A Blog by the Editor of The Middle East Journal

Putting Middle Eastern Events in Cultural and Historical Context

Saturday, April 9, 2011

After a Bad Night in Tahrir: First Year Arabic Students at UT Sing "Sawt al-Hurriya"

Bad stuff seems to have happened last night/this morning in Tahrir Square, and the situation iS still unclear. After a day of protests demanding that Mubarak be tried and other issues, some military officers, apparently, joined the protest, and at this point the Army moved in to arrest them. Clashes ensued, and while the Army seemed to succeed for a while, in the end the people apparently retook the square. This is going to increase tensions with the Army, which still seems uncertain of its real role.

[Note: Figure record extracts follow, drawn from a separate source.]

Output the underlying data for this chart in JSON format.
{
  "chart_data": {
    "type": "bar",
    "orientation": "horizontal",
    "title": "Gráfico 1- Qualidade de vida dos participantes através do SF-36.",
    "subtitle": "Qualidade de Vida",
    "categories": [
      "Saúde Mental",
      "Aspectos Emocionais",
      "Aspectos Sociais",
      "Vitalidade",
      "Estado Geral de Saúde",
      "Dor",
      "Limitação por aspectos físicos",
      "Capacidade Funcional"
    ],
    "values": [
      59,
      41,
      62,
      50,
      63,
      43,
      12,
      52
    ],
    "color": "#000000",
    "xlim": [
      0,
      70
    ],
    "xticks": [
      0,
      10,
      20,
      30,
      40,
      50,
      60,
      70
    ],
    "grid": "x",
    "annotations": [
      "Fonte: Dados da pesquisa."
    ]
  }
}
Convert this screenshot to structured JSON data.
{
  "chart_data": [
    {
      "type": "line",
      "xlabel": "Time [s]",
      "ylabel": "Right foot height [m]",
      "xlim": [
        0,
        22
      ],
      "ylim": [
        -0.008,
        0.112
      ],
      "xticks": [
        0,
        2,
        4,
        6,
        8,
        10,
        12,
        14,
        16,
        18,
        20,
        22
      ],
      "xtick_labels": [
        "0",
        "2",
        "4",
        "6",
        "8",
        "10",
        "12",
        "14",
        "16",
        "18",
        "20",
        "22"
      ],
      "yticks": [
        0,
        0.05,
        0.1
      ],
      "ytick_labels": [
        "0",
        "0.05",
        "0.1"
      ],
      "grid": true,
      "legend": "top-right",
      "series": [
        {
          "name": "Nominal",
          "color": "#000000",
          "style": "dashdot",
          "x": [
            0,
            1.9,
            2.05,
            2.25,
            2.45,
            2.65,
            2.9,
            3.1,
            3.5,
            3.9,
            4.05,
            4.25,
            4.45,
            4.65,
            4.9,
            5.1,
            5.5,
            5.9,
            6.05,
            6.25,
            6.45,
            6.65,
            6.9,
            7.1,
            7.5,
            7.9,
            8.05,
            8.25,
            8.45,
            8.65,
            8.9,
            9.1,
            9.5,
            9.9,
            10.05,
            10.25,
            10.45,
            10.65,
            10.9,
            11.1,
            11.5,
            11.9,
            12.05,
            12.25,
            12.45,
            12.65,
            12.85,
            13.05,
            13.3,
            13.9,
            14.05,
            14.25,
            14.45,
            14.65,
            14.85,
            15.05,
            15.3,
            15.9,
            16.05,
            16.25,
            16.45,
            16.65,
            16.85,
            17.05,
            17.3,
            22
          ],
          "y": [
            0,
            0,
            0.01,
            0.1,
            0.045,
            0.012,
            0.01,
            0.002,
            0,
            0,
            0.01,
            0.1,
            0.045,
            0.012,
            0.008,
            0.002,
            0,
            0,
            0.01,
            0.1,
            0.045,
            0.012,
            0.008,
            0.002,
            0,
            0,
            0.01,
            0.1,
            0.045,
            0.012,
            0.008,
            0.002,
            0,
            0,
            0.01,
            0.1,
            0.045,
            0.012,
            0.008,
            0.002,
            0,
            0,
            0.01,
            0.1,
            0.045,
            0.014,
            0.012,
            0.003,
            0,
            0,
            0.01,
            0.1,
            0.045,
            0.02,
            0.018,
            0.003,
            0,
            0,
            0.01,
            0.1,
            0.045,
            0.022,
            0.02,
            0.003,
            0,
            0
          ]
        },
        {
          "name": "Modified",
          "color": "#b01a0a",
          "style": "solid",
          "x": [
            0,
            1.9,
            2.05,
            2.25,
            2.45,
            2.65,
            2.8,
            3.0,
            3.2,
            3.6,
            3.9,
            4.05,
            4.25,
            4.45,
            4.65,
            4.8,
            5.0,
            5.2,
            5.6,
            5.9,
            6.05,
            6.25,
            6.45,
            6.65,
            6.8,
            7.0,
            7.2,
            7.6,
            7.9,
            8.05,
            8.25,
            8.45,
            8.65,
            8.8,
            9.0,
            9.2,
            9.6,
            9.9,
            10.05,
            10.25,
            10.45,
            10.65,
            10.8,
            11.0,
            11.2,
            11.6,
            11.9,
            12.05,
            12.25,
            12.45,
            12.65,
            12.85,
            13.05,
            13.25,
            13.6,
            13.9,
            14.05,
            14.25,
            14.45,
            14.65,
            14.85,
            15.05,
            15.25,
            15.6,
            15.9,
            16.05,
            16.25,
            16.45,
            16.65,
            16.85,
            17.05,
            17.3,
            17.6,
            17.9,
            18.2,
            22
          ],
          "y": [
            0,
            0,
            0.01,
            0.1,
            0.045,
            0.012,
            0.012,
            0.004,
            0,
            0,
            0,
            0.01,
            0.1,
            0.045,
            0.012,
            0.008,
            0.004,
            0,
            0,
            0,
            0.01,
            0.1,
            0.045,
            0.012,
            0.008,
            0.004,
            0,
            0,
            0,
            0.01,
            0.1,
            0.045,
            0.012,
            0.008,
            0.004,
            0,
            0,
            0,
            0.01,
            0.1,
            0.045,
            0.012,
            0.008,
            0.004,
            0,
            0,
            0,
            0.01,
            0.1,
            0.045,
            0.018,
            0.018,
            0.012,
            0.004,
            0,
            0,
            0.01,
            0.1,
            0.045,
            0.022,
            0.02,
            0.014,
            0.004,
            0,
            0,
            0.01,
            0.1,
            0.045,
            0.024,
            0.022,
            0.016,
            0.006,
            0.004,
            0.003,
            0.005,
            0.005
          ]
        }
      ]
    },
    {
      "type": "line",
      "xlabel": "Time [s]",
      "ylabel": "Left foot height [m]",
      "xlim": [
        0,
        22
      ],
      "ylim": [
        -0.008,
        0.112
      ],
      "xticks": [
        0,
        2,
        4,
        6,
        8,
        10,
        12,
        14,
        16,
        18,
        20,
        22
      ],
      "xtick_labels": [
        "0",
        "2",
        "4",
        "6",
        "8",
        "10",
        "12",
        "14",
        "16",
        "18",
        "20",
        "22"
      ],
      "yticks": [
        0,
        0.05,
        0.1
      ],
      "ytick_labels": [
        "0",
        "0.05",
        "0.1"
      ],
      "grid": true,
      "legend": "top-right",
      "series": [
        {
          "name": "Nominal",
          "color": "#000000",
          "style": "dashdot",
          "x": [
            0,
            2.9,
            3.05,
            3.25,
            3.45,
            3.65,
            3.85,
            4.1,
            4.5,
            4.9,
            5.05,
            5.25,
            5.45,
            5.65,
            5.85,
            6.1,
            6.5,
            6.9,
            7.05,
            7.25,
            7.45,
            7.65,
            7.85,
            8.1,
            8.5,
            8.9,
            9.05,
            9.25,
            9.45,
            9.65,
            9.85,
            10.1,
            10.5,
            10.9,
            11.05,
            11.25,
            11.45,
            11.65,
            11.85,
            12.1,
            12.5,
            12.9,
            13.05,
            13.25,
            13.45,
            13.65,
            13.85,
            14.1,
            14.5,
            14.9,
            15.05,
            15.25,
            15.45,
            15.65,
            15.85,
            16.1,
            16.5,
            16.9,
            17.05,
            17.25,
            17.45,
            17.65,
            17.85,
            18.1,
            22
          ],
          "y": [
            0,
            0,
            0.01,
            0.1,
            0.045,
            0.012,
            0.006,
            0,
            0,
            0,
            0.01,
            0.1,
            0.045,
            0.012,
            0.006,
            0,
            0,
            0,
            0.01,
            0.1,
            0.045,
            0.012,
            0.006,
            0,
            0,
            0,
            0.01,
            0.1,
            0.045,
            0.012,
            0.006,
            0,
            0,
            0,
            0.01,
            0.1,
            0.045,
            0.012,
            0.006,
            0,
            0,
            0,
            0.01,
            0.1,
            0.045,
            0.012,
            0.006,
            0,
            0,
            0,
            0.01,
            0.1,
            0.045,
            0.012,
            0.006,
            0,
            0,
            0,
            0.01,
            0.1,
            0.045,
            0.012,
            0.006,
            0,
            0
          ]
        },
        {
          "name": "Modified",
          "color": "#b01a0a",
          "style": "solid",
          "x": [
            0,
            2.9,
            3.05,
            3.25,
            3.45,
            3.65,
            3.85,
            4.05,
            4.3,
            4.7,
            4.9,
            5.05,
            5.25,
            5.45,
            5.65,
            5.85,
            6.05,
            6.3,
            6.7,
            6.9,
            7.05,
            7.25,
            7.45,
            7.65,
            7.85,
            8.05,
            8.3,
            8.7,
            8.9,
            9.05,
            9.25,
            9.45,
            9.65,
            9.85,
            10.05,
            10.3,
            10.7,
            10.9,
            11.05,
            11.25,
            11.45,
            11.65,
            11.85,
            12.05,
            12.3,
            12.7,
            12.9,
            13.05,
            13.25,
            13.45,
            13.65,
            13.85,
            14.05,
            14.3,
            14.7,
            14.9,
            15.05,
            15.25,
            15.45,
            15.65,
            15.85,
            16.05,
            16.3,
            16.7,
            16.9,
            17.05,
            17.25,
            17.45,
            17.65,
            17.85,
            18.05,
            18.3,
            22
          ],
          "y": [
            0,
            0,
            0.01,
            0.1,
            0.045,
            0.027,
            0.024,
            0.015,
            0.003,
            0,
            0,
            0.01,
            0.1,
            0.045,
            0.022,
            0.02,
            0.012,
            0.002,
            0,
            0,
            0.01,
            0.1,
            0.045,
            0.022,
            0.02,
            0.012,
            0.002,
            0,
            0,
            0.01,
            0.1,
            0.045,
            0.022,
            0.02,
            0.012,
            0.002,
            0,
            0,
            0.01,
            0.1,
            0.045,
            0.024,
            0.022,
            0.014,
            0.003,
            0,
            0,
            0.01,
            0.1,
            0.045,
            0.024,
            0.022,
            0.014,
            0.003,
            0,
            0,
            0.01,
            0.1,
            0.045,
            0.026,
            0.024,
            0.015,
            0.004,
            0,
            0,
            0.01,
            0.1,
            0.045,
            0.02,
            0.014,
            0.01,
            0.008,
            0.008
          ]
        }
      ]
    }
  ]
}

While this sorts itself out: One of the great folk anthems of the Egyptian Revolution was "Sawt al-Hurriya," (In every street of my country/the voice of freedom is sounding). I posted it on Feburary 11, the day Mubarak stepped down. It has an inspiring beat and inspiring words. The original video is here:

The words are in some ways pretty easy for beginning Arabic students, and now the University of Texas First Year Arabic Students have done their own version for YouTube:

If I'd had that in my first year of Arabic, I'd probably have learned the language with less pain and struggle.

I'll be celebrating my daughter's birthday this weekend, so I'll see you Monday.